An expert has been defined as:

“[0]ne who has superior knowledge of a subject and is, therefore, able to afford [the finder of fact] a special assistance, and his knowledge may have been acquired by professional, scientific, or technical training or by practical experience in some field of human activity, conferring on him an especial knowledge not shared by men in general.”

Stone v. People, 157 Colo. 178, 401 P.2d 837 (1965). The question in determining whether to accept a witness as an expert and to allow him to give opinion testimony is “whether his knowledge of the subject matter is such that his opinion will most likely assist the trier of fact.” United States v. Barker, 553 F.2d 1013 (6th Cir.1977). The proffered testimony of the witness in this case concerning identification of the murder weapon would have assisted the jury.

People v. Tidwell, 706 P.2d 438 (Colo.App.1985), relied upon by the trial court, is distinguishable. There, the court properly refused to allow a court clerk to testify as an expert concerning an allegedly forged check. The clerk had knowledge of graph-oanalysis, the study of a person’s personality as revealed by his handwriting. She testified that she had some experience in questioned document analysis but, “could not provide an understandable explanation of her qualifications,” and “her actual ex*261perience was undefined.” That is not the case with the witness in this case.

We do not agree with the People that the error in excluding this testimony was harmless beyond a reasonable doubt. Identification of this rifle as the murder weapon was significant. It had been registered to the defendant, had been selected as being suitable in terms of power, weight, and recoil for a woman, and evidence was presented that she had practiced with it on a firing range. Identification of this rifle as the murder weapon would have the tendency to negate the defense theory that the victim was killed by an intruder.

Moreover, in the absence of this testimony, all that remained was the opinion of the Colorado Bureau of Investigation expert, that this was the murder weapon. That witness had been shown to vacillate in his testimony. Thus, had the defendant’s expert been allowed to testify and had the jury accepted his evidence, an important link in the chain of circumstantial evidence might well have been neutralized.

Because of our disposition of this case, it is unnecessary to address the defendant’s contentions that the trial court erred in denying her challenges for cause to prospective jurors.

The judgment is reversed and the cause is remanded for a new trial.
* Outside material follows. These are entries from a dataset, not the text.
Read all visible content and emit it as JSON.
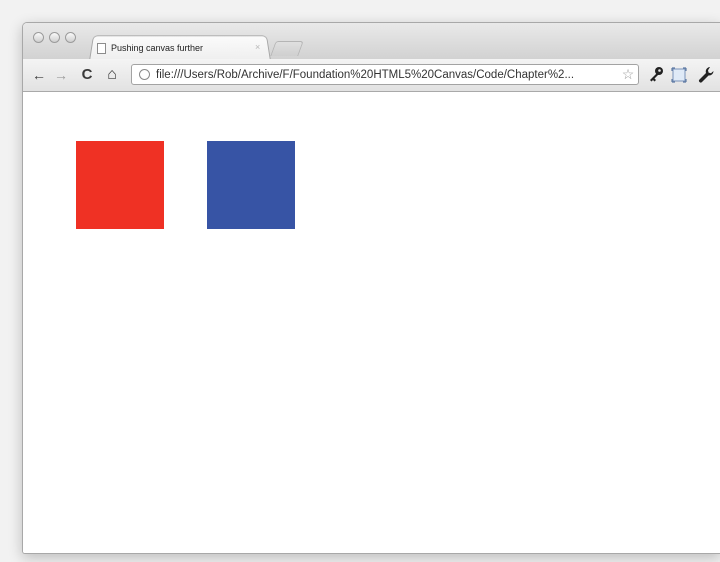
{
  "tab": {
    "title": "Pushing canvas further",
    "close_glyph": "×"
  },
  "toolbar": {
    "back_glyph": "←",
    "forward_glyph": "→",
    "reload_glyph": "C",
    "home_glyph": "⌂",
    "url": "file:///Users/Rob/Archive/F/Foundation%20HTML5%20Canvas/Code/Chapter%2...",
    "star_glyph": "☆",
    "icons": [
      "back-icon",
      "forward-icon",
      "reload-icon",
      "home-icon",
      "globe-icon",
      "star-icon",
      "key-icon",
      "page-icon",
      "wrench-icon"
    ]
  },
  "canvas": {
    "squares": [
      {
        "name": "red-square",
        "color": "#ef3124"
      },
      {
        "name": "blue-square",
        "color": "#3754a5"
      }
    ]
  }
}
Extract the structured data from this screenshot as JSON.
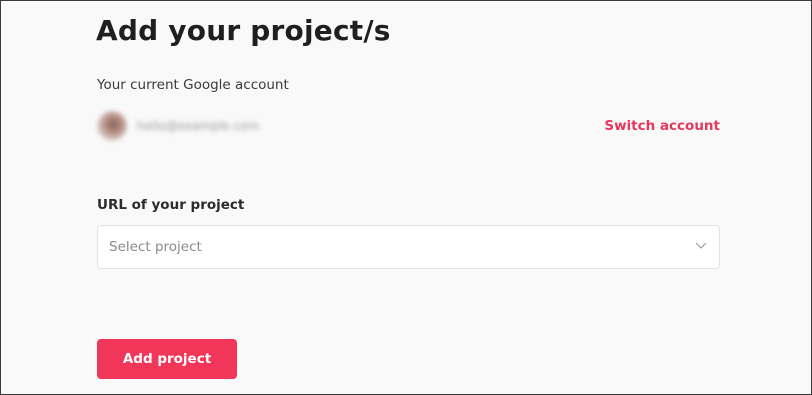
{
  "page": {
    "title": "Add your project/s"
  },
  "account": {
    "label": "Your current Google account",
    "email_blurred": "hello@example.com",
    "switch_label": "Switch account"
  },
  "project": {
    "url_label": "URL of your project",
    "select_placeholder": "Select project"
  },
  "actions": {
    "add_label": "Add project"
  },
  "colors": {
    "accent": "#f2365a",
    "link": "#e6385d",
    "background": "#f9f9f9"
  },
  "icons": {
    "select_chevron": "chevron-down-icon",
    "avatar": "avatar"
  }
}
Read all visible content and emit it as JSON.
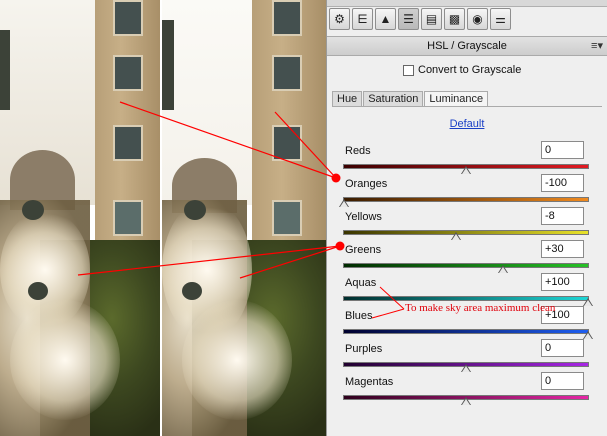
{
  "panel": {
    "section_title": "HSL / Grayscale",
    "menu_icon": "panel-menu-icon",
    "convert_label": "Convert to Grayscale",
    "convert_checked": false,
    "tabs": [
      {
        "label": "Hue",
        "active": false
      },
      {
        "label": "Saturation",
        "active": false
      },
      {
        "label": "Luminance",
        "active": true
      }
    ],
    "default_label": "Default",
    "toolbar_icons": [
      "basic-icon",
      "tone-curve-icon",
      "detail-icon",
      "hsl-icon",
      "split-toning-icon",
      "lens-corrections-icon",
      "camera-calibration-icon",
      "presets-icon"
    ]
  },
  "sliders": [
    {
      "label": "Reds",
      "value": "0",
      "level": 0
    },
    {
      "label": "Oranges",
      "value": "-100",
      "level": -100
    },
    {
      "label": "Yellows",
      "value": "-8",
      "level": -8
    },
    {
      "label": "Greens",
      "value": "+30",
      "level": 30
    },
    {
      "label": "Aquas",
      "value": "+100",
      "level": 100
    },
    {
      "label": "Blues",
      "value": "+100",
      "level": 100
    },
    {
      "label": "Purples",
      "value": "0",
      "level": 0
    },
    {
      "label": "Magentas",
      "value": "0",
      "level": 0
    }
  ],
  "annotation": {
    "text": "To make sky area maximum clean",
    "color": "#e0000b"
  },
  "colors": {
    "annotation_red": "#ff0000",
    "link_blue": "#1a3fc6"
  }
}
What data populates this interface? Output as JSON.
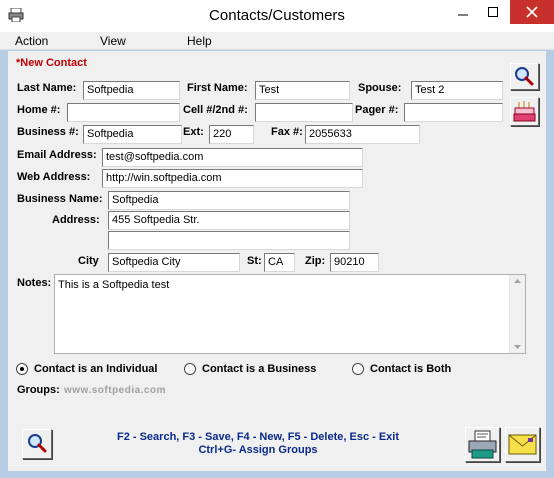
{
  "window": {
    "title": "Contacts/Customers",
    "icons": {
      "app": "printer-icon",
      "minimize": "minimize-icon",
      "maximize": "maximize-icon",
      "close": "close-icon"
    }
  },
  "menu": {
    "items": [
      "Action",
      "View",
      "Help"
    ]
  },
  "form": {
    "status": "*New Contact",
    "last_name": {
      "label": "Last Name:",
      "value": "Softpedia"
    },
    "first_name": {
      "label": "First Name:",
      "value": "Test"
    },
    "spouse": {
      "label": "Spouse:",
      "value": "Test 2"
    },
    "home": {
      "label": "Home #:",
      "value": ""
    },
    "cell": {
      "label": "Cell #/2nd #:",
      "value": ""
    },
    "pager": {
      "label": "Pager #:",
      "value": ""
    },
    "business_phone": {
      "label": "Business #:",
      "value": "Softpedia"
    },
    "ext": {
      "label": "Ext:",
      "value": "220"
    },
    "fax": {
      "label": "Fax #:",
      "value": "2055633"
    },
    "email": {
      "label": "Email Address:",
      "value": "test@softpedia.com"
    },
    "web": {
      "label": "Web Address:",
      "value": "http://win.softpedia.com"
    },
    "business_name": {
      "label": "Business Name:",
      "value": "Softpedia"
    },
    "address": {
      "label": "Address:",
      "line1": "455 Softpedia Str.",
      "line2": ""
    },
    "city": {
      "label": "City",
      "value": "Softpedia City"
    },
    "state": {
      "label": "St:",
      "value": "CA"
    },
    "zip": {
      "label": "Zip:",
      "value": "90210"
    },
    "notes": {
      "label": "Notes:",
      "value": "This is a Softpedia test"
    },
    "contact_type": {
      "options": [
        "Contact is an Individual",
        "Contact is a Business",
        "Contact is Both"
      ],
      "selected": "Contact is an Individual"
    },
    "groups": {
      "label": "Groups:",
      "watermark": "www.softpedia.com"
    }
  },
  "shortcuts": {
    "line1": "F2 - Search,  F3 - Save,  F4 - New,  F5 - Delete,  Esc - Exit",
    "line2": "Ctrl+G- Assign Groups"
  },
  "icons": {
    "search_top": "magnifier-icon",
    "birthday": "cake-icon",
    "search_bottom": "magnifier-icon",
    "print": "printer-icon",
    "mail": "envelope-icon"
  },
  "colors": {
    "accent": "#0a2a8c",
    "status": "#c00000",
    "frame": "#b7cde4",
    "close": "#c7302b"
  }
}
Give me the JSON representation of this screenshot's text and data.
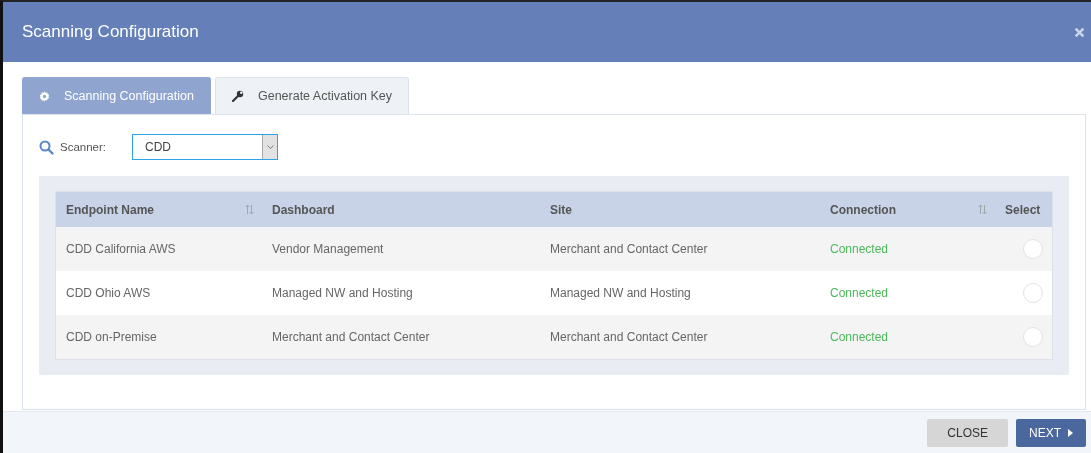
{
  "window": {
    "title": "Scanning Configuration"
  },
  "tabs": [
    {
      "label": "Scanning Configuration",
      "kind": "gear",
      "selected": true
    },
    {
      "label": "Generate Activation Key",
      "kind": "wrench",
      "selected": false
    }
  ],
  "scanner": {
    "label": "Scanner:",
    "value": "CDD"
  },
  "table": {
    "columns": [
      {
        "label": "Endpoint Name",
        "sortable": true
      },
      {
        "label": "Dashboard",
        "sortable": false
      },
      {
        "label": "Site",
        "sortable": false
      },
      {
        "label": "Connection",
        "sortable": true
      },
      {
        "label": "Select",
        "sortable": false
      }
    ],
    "rows": [
      {
        "endpoint": "CDD California AWS",
        "dashboard": "Vendor Management",
        "site": "Merchant and Contact Center",
        "connection": "Connected",
        "selected": false
      },
      {
        "endpoint": "CDD Ohio AWS",
        "dashboard": "Managed NW and Hosting",
        "site": "Managed NW and Hosting",
        "connection": "Connected",
        "selected": false
      },
      {
        "endpoint": "CDD on-Premise",
        "dashboard": "Merchant and Contact Center",
        "site": "Merchant and Contact Center",
        "connection": "Connected",
        "selected": false
      }
    ]
  },
  "buttons": [
    {
      "label": "CLOSE",
      "kind": "secondary"
    },
    {
      "label": "NEXT",
      "kind": "primary"
    }
  ]
}
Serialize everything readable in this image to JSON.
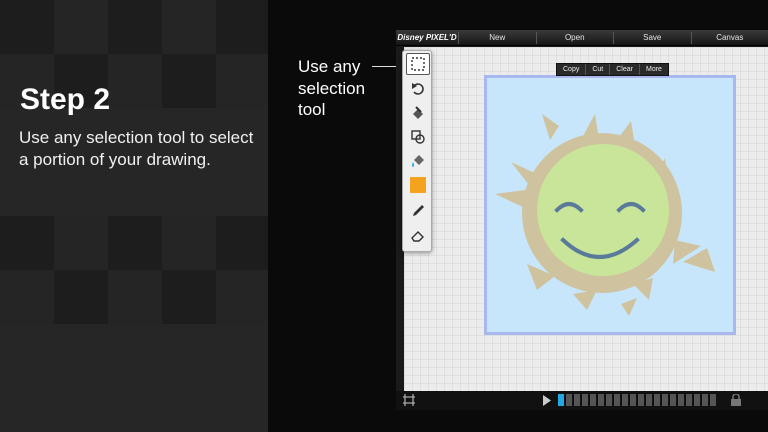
{
  "instructions": {
    "step_title": "Step 2",
    "step_description": "Use any selection tool to select a portion of your drawing."
  },
  "callout": {
    "lines": [
      "Use any",
      "selection",
      "tool"
    ]
  },
  "app": {
    "logo": "Disney PIXEL'D",
    "menu": [
      "New",
      "Open",
      "Save",
      "Canvas"
    ],
    "selection_toolbar": [
      "Copy",
      "Cut",
      "Clear",
      "More"
    ],
    "tools": [
      {
        "icon": "selection-marquee-icon",
        "active": true
      },
      {
        "icon": "undo-icon",
        "active": false
      },
      {
        "icon": "stamp-icon",
        "active": false
      },
      {
        "icon": "shapes-icon",
        "active": false
      },
      {
        "icon": "paint-bucket-icon",
        "active": false
      },
      {
        "icon": "color-swatch-icon",
        "active": false
      },
      {
        "icon": "pencil-icon",
        "active": false
      },
      {
        "icon": "eraser-icon",
        "active": false
      }
    ],
    "current_color": "#f5a21f",
    "frame_count": 20,
    "current_frame": 1
  },
  "colors": {
    "sky": "#c8e6fb",
    "frame_border": "#a8b8ee",
    "sun_face": "#c8e59a",
    "sun_rays": "#cfc29e",
    "smile": "#5a7a9a",
    "frame_highlight": "#22a9e6"
  }
}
JONES, J., concurs. VAN CISE, J., dissents.





Dissenting Opinion

VAN CISE, Judge,

dissenting:

I disagree with the conclusion of the majority that the trial court abused its discretion in not allowing the witness offered by defendant to give his opinion as to whether the bullet which killed the victim had been fired from defendant’s rifle.

The witness was qualified as an expert in forensic chemistry and was allowed to testify concerning the paint samples. However, the record shows that the experience he had in the field of ballistics was in bullet and cartridge case comparison, and there were no cartridge cases in evidence here or available to serve as a basis for comparison. There was no showing that he had any expertise in comparing the rifling marks that are made on a bullet as it proceeds through the barrel of a particular gun, which was the ballistics process involved in this case. Therefore, the court properly ruled that he was not qualified to testify as a ballistics expert.

Defendant’s other contentions for reversal concerning denial of her challenges for cause as to two prospective jurors are without merit. Consequently, I would affirm the judgment of conviction.